79.5% (397.6ms out of 500ms) cpu usage by thread 'elasticsearch[ip-192-168-102-226-gloo][get][T#1]'
 10/10 snapshots sharing following 10 elements
   sun.misc.Unsafe.park(Native Method)
   java.util.concurrent.locks.LockSupport.park(LockSupport.java:186)
   java.util.concurrent.LinkedTransferQueue.awaitMatch(LinkedTransferQueue.java:735)
   java.util.concurrent.LinkedTransferQueue.xfer(LinkedTransferQueue.java:644)
   java.util.concurrent.LinkedTransferQueue.take(LinkedTransferQueue.java:1137)
   org.elasticsearch.common.util.concurrent.SizeBlockingQueue.take(SizeBlockingQueue.java:162)
   java.util.concurrent.ThreadPoolExecutor.getTask(ThreadPoolExecutor.java:1068)
   java.util.concurrent.ThreadPoolExecutor.runWorker(ThreadPoolExecutor.java:1130)
   java.util.concurrent.ThreadPoolExecutor$Worker.run(ThreadPoolExecutor.java:615)
   java.lang.Thread.run(Thread.java:745)

What is the best way to try to optimize around something like this.
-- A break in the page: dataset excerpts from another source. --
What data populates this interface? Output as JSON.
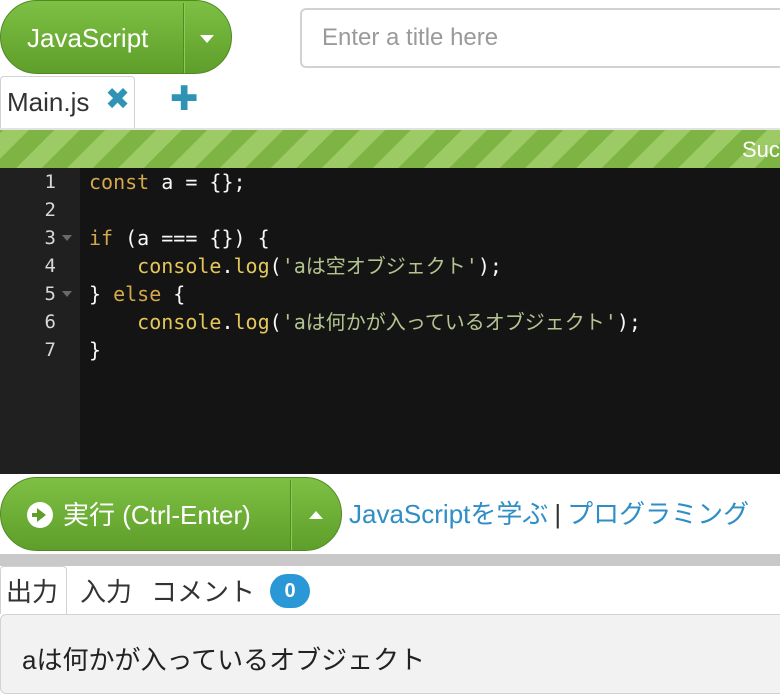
{
  "header": {
    "language_label": "JavaScript",
    "title_placeholder": "Enter a title here"
  },
  "tabs": [
    {
      "label": "Main.js"
    }
  ],
  "status": {
    "text": "Suc"
  },
  "editor": {
    "line_numbers": [
      "1",
      "2",
      "3",
      "4",
      "5",
      "6",
      "7"
    ],
    "lines": [
      [
        {
          "t": "kw",
          "v": "const"
        },
        {
          "t": "pl",
          "v": " a = {};"
        }
      ],
      [],
      [
        {
          "t": "kw",
          "v": "if"
        },
        {
          "t": "pl",
          "v": " (a === {}) {"
        }
      ],
      [
        {
          "t": "pl",
          "v": "    "
        },
        {
          "t": "fn",
          "v": "console"
        },
        {
          "t": "pl",
          "v": "."
        },
        {
          "t": "fn",
          "v": "log"
        },
        {
          "t": "pl",
          "v": "("
        },
        {
          "t": "str",
          "v": "'aは空オブジェクト'"
        },
        {
          "t": "pl",
          "v": ");"
        }
      ],
      [
        {
          "t": "pl",
          "v": "} "
        },
        {
          "t": "kw",
          "v": "else"
        },
        {
          "t": "pl",
          "v": " {"
        }
      ],
      [
        {
          "t": "pl",
          "v": "    "
        },
        {
          "t": "fn",
          "v": "console"
        },
        {
          "t": "pl",
          "v": "."
        },
        {
          "t": "fn",
          "v": "log"
        },
        {
          "t": "pl",
          "v": "("
        },
        {
          "t": "str",
          "v": "'aは何かが入っているオブジェクト'"
        },
        {
          "t": "pl",
          "v": ");"
        }
      ],
      [
        {
          "t": "pl",
          "v": "}"
        }
      ]
    ]
  },
  "run": {
    "label": "実行 (Ctrl-Enter)",
    "link_learn": "JavaScriptを学ぶ",
    "separator": "|",
    "link_programming": "プログラミング"
  },
  "output_tabs": {
    "output": "出力",
    "input": "入力",
    "comments": "コメント",
    "comment_count": "0"
  },
  "output": {
    "text": "aは何かが入っているオブジェクト"
  },
  "colors": {
    "accent_green": "#6aaa34",
    "link_blue": "#2e8ec6",
    "icon_blue": "#2e93b5",
    "editor_bg": "#141414"
  }
}
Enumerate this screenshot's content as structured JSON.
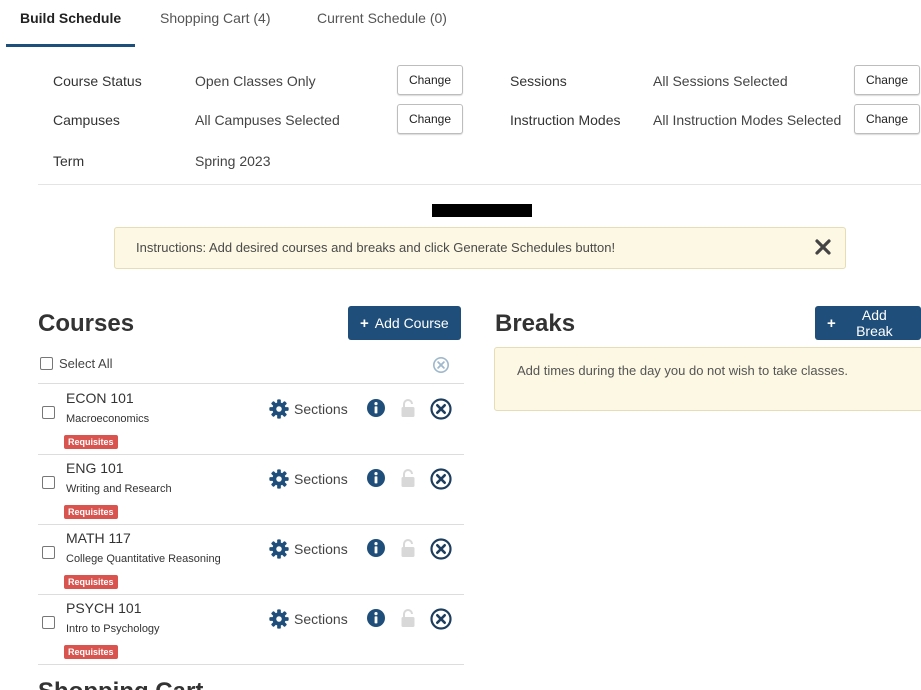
{
  "tabs": [
    {
      "label": "Build Schedule"
    },
    {
      "label": "Shopping Cart (4)"
    },
    {
      "label": "Current Schedule (0)"
    }
  ],
  "filters": {
    "course_status": {
      "label": "Course Status",
      "value": "Open Classes Only",
      "button": "Change"
    },
    "campuses": {
      "label": "Campuses",
      "value": "All Campuses Selected",
      "button": "Change"
    },
    "term": {
      "label": "Term",
      "value": "Spring 2023"
    },
    "sessions": {
      "label": "Sessions",
      "value": "All Sessions Selected",
      "button": "Change"
    },
    "instruction_modes": {
      "label": "Instruction Modes",
      "value": "All Instruction Modes Selected",
      "button": "Change"
    }
  },
  "instructions": {
    "text": "Instructions: Add desired courses and breaks and click Generate Schedules button!"
  },
  "courses": {
    "title": "Courses",
    "add_button": "Add Course",
    "select_all": "Select All",
    "items": [
      {
        "code": "ECON 101",
        "name": "Macroeconomics",
        "badge": "Requisites",
        "sections": "Sections"
      },
      {
        "code": "ENG 101",
        "name": "Writing and Research",
        "badge": "Requisites",
        "sections": "Sections"
      },
      {
        "code": "MATH 117",
        "name": "College Quantitative Reasoning",
        "badge": "Requisites",
        "sections": "Sections"
      },
      {
        "code": "PSYCH 101",
        "name": "Intro to Psychology",
        "badge": "Requisites",
        "sections": "Sections"
      }
    ]
  },
  "breaks": {
    "title": "Breaks",
    "add_button": "Add Break",
    "empty_text": "Add times during the day you do not wish to take classes."
  },
  "next_section": {
    "title": "Shopping Cart"
  },
  "colors": {
    "primary": "#1e4e79",
    "badge": "#d9534f",
    "notice_bg": "#fcf8e3",
    "icon": "#1e4e79"
  }
}
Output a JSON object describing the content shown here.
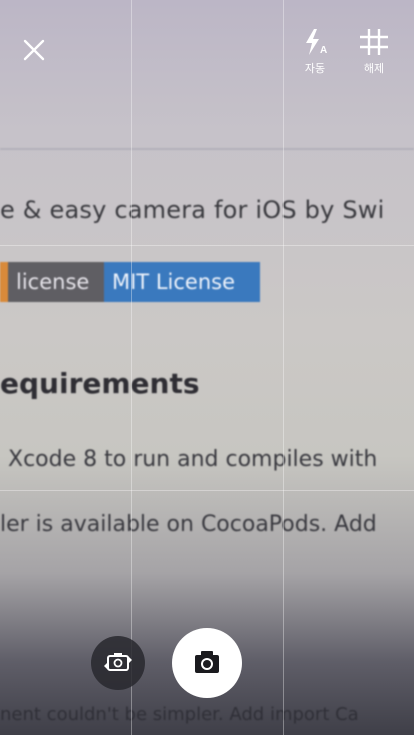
{
  "camera": {
    "flash_label": "자동",
    "grid_label": "해제"
  },
  "viewfinder": {
    "tagline": "e & easy camera for iOS by Swi",
    "badges": [
      {
        "label": "license",
        "color": "#5f5e63"
      },
      {
        "label": "MIT License",
        "color": "#3a79be"
      }
    ],
    "heading": "equirements",
    "line1": "Xcode 8 to run and compiles with",
    "line2": "ler is available on CocoaPods. Add",
    "line3": "nent couldn't be simpler. Add import Ca"
  },
  "icons": [
    "close-icon",
    "flash-auto-icon",
    "grid-icon",
    "switch-camera-icon",
    "camera-icon"
  ]
}
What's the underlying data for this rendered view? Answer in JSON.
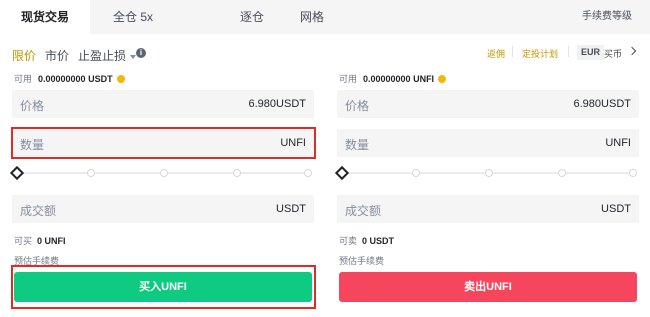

We have a throughput of a few million queries a day but they are not uniformly distributed.
Thanks.

add more power to the cluster by adding more nodes?

The thing is that we have 2 nodes which are quite powerful. Would a configuration with more less powerful nodes be better as more threads would be available?

sometime it is difficult to judge when should you add more nodes. from personal experience and from empirical background; my advice is, you better measure everything for all the nodes and monitor as much as possible. anything can go wrong and with the metric history, it will give you a quick decision on the spot, what should you do.

you should ( or must) have overall view on the entire interconnected system and fix the problem. The thread pool get in the snippet above may the direct indicator why system become slow. but sometime fixing direct sight may not fix the root cause.

i know this is a general answer than the one you encounter above but i hope this give you a good lesson to prevent such things from happening again.

hth

That stacktrace means that that thread is waiting for work. This describes what is happening. You can get a better guess as to what is actually taking up the time by using a few jstack snapshots. You'll see lots of threads just sitting there like this waiting.